By not fetishizing eating disorders, the director (Marti Noxon) actually makes the emotional headspace of her protagonist more accessible. A lot of filmmakers mistake “pity” for “empathy.” Usually in these kinds of movies the director goes to great lengths to illicit pity from the audience by making the person suffering from an eating disorder seem as pathetic and sad as possible, but that goes against the very nature of good storytelling. It hampers the audience’s ability to go on the ride with the main character because by making them so pathetic, it strips them of their humanity.

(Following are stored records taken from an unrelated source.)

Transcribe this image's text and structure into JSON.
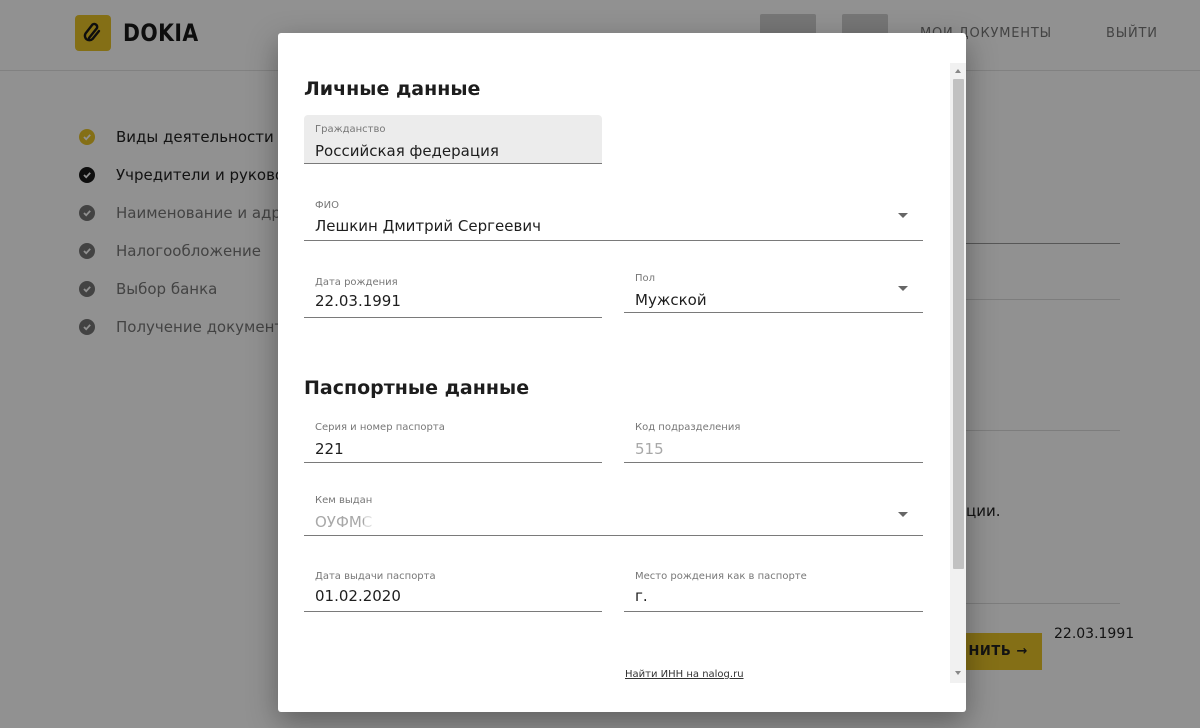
{
  "header": {
    "logo_text": "DOKIA",
    "logo_icon": "paperclip-icon",
    "nav": [
      "МОИ ДОКУМЕНТЫ",
      "ВЫЙТИ"
    ]
  },
  "steps": [
    {
      "label": "Виды деятельности",
      "status": "done",
      "color": "#e9c327"
    },
    {
      "label": "Учредители и руководство",
      "status": "current",
      "color": "#1a1a1a"
    },
    {
      "label": "Наименование и адрес",
      "status": "todo",
      "color": "#777777"
    },
    {
      "label": "Налогообложение",
      "status": "todo",
      "color": "#777777"
    },
    {
      "label": "Выбор банка",
      "status": "todo",
      "color": "#777777"
    },
    {
      "label": "Получение документов",
      "status": "todo",
      "color": "#777777"
    }
  ],
  "background": {
    "text_fragment": "ции.",
    "date_fragment": "22.03.1991",
    "button_label": "НИТЬ →"
  },
  "modal": {
    "personal_title": "Личные данные",
    "citizenship": {
      "label": "Гражданство",
      "value": "Российская федерация"
    },
    "fio": {
      "label": "ФИО",
      "value": "Лешкин Дмитрий Сергеевич"
    },
    "birth_date": {
      "label": "Дата рождения",
      "value": "22.03.1991"
    },
    "gender": {
      "label": "Пол",
      "value": "Мужской"
    },
    "passport_title": "Паспортные данные",
    "passport_number": {
      "label": "Серия и номер паспорта",
      "value": "221"
    },
    "division_code": {
      "label": "Код подразделения",
      "value": "515"
    },
    "issued_by": {
      "label": "Кем выдан",
      "value": "ОУФМС"
    },
    "issue_date": {
      "label": "Дата выдачи паспорта",
      "value": "01.02.2020"
    },
    "birth_place": {
      "label": "Место рождения как в паспорте",
      "value": "г."
    },
    "inn_link": "Найти ИНН на nalog.ru"
  },
  "colors": {
    "accent": "#e9c327"
  }
}
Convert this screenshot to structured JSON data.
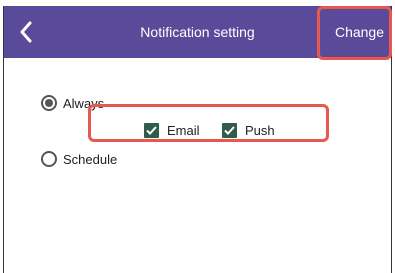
{
  "header": {
    "title": "Notification setting",
    "change_label": "Change",
    "background_color": "#5a4a9a"
  },
  "options": {
    "always_label": "Always",
    "always_selected": true,
    "schedule_label": "Schedule",
    "schedule_selected": false
  },
  "channels": {
    "email_label": "Email",
    "email_checked": true,
    "push_label": "Push",
    "push_checked": true,
    "check_color": "#2f5d4a"
  },
  "annotation": {
    "highlight_color": "#e8584f"
  },
  "icons": {
    "back": "chevron-left-icon",
    "check": "checkmark-icon"
  }
}
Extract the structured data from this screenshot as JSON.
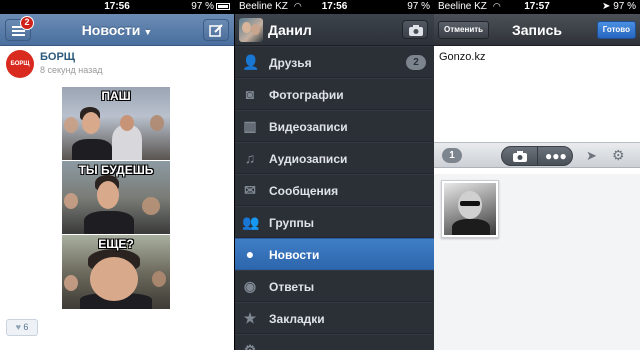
{
  "status_bars": [
    {
      "carrier": "",
      "time": "17:56",
      "battery": "97 %"
    },
    {
      "carrier": "Beeline KZ",
      "time": "17:56",
      "battery": "97 %"
    },
    {
      "carrier": "Beeline KZ",
      "time": "17:57",
      "battery": "97 %"
    }
  ],
  "feed": {
    "title": "Новости",
    "menu_badge": "2",
    "post": {
      "author": "БОРЩ",
      "avatar_text": "БОРЩ",
      "time": "8 секунд назад",
      "meme_captions": [
        "ПАШ",
        "ТЫ БУДЕШЬ",
        "ЕЩЕ?"
      ],
      "likes": "6"
    }
  },
  "menu": {
    "user_name": "Данил",
    "items": [
      {
        "label": "Друзья",
        "icon": "friends-icon",
        "count": "2"
      },
      {
        "label": "Фотографии",
        "icon": "camera-icon"
      },
      {
        "label": "Видеозаписи",
        "icon": "film-icon"
      },
      {
        "label": "Аудиозаписи",
        "icon": "music-icon"
      },
      {
        "label": "Сообщения",
        "icon": "envelope-icon"
      },
      {
        "label": "Группы",
        "icon": "groups-icon"
      },
      {
        "label": "Новости",
        "icon": "speech-bubble-icon",
        "active": true
      },
      {
        "label": "Ответы",
        "icon": "replies-icon"
      },
      {
        "label": "Закладки",
        "icon": "star-icon"
      }
    ]
  },
  "compose": {
    "title": "Запись",
    "cancel_label": "Отменить",
    "done_label": "Готово",
    "text": "Gonzo.kz",
    "attachment_count": "1"
  },
  "colors": {
    "vk_blue": "#4a6f9e",
    "menu_active": "#3f7ec5",
    "menu_bg": "#2b2f36",
    "badge_red": "#d0221b",
    "done_blue": "#2766c2"
  }
}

To the Bone goes the opposite route and re-humanizes the “girl with the eating disorder” cliché by making her someone you can actually empathize with. You may not have an eating disorder, but anyone can relate to the idea of feeling like there’s something fundamentally wrong with you and the frustration of not knowing precisely what it is or even how to go about fixing it. No matter what the addiction, food, drugs, alcohol, exercise, movies – the idea of trying to control/mask a deeper problem by obsessing over something else is much more accessible. That accessibility makes the story more universal; taking something that’s conventionally “a girl’s problem” and turning it into something more relatable to a wider audience.
That unconventionality extends to the resolution of the film. Without going into too much detail, the trailer makes it seem like Keanu Reeves’ Dr. Beckham has the answer to Ellen’s problem, but To the Bone side-steps that common trope as well. Like most real-world problems, there’s no magic piece of advice or singular event that triggers a change. More often than not it’s several, seemingly unrelated, things that coalesce into what alcoholics refer to as, a moment of clarity. There’s kind of an off-kilter beauty to that kind of resolution that most films are too timid to acknowledge or even try for, usually because they’re afraid the audience won’t “get it” if it’s not spelled out for them.
Again, this is very much aimed at a younger audience, so don’t go in expecting some serious heavy-hitters at play. However, if you’re in the mood for a more PG-13 Leaving Las Vegas, To the Bone will scratch that itch.